Lorsqu'ils tombaient malades nous rédigions parfois des certificats médicaux pour attester qu'ils ne pouvaient se rendre à leur travail ou effectuer une certaine  tâche. Par un glissement pervers, la société d'aujourd'hui nous demande notre expertise pour attester...de la bonne santé de l'homme.

 

Nous voilà donc en train de rédiger pour le fitness, le club de golf, l'agence de voyage, l'école privée, les nouveaux employeurs de tous genres, des certificats médicaux de bonne santé physique et psychique. 

 

C'est grave, non seulement parce que ce n'est pas dans nos fonctions de base d'attester de la bonne santé, mais surtout parce que l'on nous oblige (et nous ne résistons pas) à intervenir au coeur de la vie du citoyen pour attester de sa normalité. Nous voilà au service de  l'eugénisme ».

 

 

Pertinente inquiétude. Ce n’est pas d’aujourd’hui que l’on craint une médicalisation généralisée de la vie de la collectivité et de ses membres. Bien sûr, il ne peut guère être question dans la société d’aujourd’hui de faire sans attestations médicales dans un certain nombre de circonstances.
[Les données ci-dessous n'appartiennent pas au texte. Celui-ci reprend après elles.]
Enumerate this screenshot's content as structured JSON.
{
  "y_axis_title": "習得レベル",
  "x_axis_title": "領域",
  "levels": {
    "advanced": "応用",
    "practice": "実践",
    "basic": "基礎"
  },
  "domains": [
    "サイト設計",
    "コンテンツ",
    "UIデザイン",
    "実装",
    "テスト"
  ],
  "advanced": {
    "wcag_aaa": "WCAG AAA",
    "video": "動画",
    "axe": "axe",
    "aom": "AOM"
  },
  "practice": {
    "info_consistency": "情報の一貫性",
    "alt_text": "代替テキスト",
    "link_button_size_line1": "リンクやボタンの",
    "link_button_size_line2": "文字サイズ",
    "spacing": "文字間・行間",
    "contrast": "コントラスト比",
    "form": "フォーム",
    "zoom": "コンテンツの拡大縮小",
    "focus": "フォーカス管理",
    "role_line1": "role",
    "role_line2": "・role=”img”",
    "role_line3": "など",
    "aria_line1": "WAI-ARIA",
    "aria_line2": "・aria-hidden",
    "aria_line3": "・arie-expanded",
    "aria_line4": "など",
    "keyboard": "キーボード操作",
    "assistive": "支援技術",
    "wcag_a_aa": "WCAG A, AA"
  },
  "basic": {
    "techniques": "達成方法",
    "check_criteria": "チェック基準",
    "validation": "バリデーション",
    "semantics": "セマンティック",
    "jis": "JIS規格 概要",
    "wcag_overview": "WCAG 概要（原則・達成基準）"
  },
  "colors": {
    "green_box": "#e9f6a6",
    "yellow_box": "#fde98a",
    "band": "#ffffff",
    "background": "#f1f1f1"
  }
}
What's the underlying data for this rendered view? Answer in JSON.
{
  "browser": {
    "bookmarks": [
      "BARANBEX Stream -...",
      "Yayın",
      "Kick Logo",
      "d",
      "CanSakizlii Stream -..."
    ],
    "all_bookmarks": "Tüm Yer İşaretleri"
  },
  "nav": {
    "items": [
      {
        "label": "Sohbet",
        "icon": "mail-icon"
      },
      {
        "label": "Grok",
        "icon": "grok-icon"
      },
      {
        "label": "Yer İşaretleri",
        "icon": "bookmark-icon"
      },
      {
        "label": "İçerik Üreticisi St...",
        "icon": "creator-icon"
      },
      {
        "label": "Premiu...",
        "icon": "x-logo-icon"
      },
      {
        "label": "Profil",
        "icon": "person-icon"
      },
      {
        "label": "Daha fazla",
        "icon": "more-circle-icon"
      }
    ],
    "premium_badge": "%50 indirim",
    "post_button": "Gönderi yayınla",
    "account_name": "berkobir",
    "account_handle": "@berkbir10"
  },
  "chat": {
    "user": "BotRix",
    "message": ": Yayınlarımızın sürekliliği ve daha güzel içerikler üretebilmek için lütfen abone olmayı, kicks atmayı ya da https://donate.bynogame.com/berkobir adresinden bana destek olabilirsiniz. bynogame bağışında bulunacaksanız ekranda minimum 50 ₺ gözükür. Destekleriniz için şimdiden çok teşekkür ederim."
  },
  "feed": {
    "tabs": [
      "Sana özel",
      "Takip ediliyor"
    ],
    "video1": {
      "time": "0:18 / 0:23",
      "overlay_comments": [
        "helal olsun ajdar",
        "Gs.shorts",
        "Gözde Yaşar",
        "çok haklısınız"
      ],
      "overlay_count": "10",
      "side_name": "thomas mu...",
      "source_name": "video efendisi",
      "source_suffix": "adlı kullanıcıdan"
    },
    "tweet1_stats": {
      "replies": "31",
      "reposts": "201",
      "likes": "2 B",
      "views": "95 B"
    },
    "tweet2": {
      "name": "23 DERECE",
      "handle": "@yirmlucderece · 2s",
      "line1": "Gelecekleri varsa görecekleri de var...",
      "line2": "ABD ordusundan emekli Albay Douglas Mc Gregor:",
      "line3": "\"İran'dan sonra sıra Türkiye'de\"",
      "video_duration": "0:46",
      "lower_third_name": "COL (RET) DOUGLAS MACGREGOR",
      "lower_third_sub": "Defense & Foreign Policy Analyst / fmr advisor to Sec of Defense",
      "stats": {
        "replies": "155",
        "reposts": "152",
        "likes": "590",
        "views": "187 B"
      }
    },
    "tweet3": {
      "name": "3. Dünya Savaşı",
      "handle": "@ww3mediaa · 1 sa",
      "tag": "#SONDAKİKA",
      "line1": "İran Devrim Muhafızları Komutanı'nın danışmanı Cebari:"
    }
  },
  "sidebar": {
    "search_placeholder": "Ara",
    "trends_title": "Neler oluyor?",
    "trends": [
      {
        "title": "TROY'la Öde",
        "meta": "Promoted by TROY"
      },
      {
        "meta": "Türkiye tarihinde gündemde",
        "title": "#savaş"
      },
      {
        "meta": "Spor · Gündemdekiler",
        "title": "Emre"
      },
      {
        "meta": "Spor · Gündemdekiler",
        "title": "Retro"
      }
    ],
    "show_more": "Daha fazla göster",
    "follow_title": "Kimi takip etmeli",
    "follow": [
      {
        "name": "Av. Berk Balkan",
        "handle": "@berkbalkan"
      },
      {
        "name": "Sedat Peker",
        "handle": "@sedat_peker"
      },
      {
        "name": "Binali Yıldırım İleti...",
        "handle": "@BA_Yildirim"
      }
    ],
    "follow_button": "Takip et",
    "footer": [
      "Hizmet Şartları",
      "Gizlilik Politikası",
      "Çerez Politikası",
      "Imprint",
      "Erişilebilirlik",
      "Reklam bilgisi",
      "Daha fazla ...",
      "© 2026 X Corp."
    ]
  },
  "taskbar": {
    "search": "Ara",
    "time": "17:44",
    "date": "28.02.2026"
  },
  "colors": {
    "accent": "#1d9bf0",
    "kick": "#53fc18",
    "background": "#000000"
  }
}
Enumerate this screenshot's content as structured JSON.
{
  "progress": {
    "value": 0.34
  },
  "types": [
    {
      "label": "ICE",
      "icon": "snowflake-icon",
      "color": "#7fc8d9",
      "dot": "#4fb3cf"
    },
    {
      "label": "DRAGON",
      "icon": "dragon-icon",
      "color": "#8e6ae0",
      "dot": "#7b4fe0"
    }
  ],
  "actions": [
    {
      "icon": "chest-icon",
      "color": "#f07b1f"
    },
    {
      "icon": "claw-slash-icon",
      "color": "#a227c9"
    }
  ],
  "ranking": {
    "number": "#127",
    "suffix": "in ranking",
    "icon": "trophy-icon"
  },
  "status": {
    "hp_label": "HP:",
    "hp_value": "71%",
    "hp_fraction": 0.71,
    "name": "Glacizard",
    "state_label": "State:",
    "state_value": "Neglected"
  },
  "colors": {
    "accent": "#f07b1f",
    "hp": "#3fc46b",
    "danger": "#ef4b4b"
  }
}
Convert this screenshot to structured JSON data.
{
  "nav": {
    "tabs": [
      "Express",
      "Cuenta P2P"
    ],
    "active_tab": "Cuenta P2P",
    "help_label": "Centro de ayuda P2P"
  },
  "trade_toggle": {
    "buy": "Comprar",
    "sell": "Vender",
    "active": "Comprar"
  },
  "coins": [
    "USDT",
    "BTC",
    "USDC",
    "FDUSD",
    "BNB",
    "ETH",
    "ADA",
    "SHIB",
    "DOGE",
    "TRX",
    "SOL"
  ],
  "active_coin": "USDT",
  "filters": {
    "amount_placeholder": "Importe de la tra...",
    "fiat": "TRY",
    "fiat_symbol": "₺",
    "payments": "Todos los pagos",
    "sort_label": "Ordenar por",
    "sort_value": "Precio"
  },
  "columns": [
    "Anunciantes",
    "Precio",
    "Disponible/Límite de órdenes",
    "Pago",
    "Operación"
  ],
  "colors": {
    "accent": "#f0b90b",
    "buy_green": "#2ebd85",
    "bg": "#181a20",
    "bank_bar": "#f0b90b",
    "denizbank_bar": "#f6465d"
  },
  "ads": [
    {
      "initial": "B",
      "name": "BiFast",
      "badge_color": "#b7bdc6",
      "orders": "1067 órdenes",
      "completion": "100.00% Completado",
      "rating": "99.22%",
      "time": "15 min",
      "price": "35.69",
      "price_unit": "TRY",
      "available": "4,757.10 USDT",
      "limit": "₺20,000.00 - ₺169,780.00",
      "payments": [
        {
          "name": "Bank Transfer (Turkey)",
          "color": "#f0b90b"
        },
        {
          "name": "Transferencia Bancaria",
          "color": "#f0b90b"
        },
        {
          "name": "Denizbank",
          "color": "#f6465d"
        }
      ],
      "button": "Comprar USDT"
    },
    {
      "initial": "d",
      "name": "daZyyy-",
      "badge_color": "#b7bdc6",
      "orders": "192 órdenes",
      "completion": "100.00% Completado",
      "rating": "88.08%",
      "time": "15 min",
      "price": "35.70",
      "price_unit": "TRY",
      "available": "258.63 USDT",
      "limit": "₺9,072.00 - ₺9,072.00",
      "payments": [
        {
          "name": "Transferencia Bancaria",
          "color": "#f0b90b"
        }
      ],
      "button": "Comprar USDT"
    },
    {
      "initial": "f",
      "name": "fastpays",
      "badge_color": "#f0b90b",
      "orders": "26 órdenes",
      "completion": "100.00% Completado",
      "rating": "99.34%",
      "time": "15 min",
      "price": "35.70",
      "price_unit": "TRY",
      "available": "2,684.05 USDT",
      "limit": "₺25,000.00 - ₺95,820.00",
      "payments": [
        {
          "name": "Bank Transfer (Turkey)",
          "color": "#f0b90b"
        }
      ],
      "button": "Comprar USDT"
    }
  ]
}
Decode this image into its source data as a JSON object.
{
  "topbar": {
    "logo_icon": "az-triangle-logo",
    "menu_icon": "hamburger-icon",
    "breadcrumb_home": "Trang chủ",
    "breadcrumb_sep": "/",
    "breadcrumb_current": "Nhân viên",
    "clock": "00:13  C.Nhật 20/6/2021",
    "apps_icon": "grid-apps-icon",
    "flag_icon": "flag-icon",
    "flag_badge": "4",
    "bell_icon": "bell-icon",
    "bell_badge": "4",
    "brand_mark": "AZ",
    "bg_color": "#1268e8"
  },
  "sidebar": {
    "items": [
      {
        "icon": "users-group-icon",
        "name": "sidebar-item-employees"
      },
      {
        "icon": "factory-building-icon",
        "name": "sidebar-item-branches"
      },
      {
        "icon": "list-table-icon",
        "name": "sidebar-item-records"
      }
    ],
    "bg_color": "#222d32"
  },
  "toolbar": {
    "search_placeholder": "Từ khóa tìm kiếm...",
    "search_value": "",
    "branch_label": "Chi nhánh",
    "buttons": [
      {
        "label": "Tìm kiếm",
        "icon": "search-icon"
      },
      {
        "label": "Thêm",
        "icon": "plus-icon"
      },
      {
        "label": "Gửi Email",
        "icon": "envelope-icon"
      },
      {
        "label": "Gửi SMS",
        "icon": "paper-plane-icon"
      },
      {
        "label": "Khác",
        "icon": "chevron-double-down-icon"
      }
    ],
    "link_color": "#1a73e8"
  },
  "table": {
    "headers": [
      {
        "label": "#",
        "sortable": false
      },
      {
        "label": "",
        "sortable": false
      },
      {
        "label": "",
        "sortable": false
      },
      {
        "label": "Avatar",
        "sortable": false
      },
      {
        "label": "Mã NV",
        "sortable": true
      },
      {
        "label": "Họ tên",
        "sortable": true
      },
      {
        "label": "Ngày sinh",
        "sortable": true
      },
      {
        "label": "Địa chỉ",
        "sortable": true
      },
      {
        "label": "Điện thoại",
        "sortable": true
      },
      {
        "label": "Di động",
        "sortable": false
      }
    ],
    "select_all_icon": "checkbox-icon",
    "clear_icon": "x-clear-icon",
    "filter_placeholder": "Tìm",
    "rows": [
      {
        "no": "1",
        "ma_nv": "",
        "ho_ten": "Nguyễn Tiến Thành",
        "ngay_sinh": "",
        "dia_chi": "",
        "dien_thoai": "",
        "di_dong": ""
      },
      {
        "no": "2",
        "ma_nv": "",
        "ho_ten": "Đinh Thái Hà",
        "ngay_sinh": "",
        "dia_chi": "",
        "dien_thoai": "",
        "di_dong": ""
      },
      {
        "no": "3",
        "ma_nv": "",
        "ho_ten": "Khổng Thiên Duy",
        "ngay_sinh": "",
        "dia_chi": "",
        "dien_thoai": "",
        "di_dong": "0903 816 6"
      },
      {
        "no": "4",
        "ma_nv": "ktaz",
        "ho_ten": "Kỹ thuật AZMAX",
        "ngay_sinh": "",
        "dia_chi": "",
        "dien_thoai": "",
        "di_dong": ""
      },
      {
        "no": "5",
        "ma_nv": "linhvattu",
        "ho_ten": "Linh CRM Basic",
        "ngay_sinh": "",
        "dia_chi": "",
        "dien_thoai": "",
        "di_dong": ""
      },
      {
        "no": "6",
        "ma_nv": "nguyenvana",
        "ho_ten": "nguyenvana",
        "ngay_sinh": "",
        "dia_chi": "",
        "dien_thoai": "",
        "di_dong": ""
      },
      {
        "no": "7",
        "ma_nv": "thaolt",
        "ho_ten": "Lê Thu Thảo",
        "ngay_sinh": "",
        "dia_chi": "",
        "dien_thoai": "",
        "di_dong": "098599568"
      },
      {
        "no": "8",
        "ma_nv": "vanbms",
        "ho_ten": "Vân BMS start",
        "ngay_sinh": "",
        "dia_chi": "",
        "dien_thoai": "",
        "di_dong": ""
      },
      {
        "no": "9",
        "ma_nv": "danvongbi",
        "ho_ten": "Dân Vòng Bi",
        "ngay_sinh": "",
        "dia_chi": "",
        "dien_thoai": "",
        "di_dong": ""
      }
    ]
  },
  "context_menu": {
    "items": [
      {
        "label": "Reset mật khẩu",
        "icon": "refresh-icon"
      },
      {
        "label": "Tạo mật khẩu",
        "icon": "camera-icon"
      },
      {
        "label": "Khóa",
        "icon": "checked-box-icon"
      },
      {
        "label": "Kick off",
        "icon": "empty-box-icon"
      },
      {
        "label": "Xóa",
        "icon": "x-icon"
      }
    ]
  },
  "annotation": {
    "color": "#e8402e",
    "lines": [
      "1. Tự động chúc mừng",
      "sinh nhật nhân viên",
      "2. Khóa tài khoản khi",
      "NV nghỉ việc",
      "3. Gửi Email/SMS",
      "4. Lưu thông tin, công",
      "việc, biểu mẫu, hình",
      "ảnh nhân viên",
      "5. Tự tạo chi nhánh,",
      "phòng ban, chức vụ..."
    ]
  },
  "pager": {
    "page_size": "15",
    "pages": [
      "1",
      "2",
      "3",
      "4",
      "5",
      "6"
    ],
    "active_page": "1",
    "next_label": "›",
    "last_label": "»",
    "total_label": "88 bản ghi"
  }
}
Y compris parce que dans plusieurs domaines existent des dispositifs d’assurance basés sur la mutualité, et que c’est alors une responsabilité importante de faire en sorte que les moyens soient alloués aux bénéficiaires de manière appropriée et équitable.

 

 

Il reste que le corps médical a raison quand il montre sa réticence, voire son opposition, à devoir (alors même qu’il n’est pas toujours adéquatement placé pour le faire) porter des jugements sur toutes sortes d’éléments de la vie de nos semblables, et apporter ainsi des justifications et légitimations les concernant vis-à-vis d’instances multiples et diverses.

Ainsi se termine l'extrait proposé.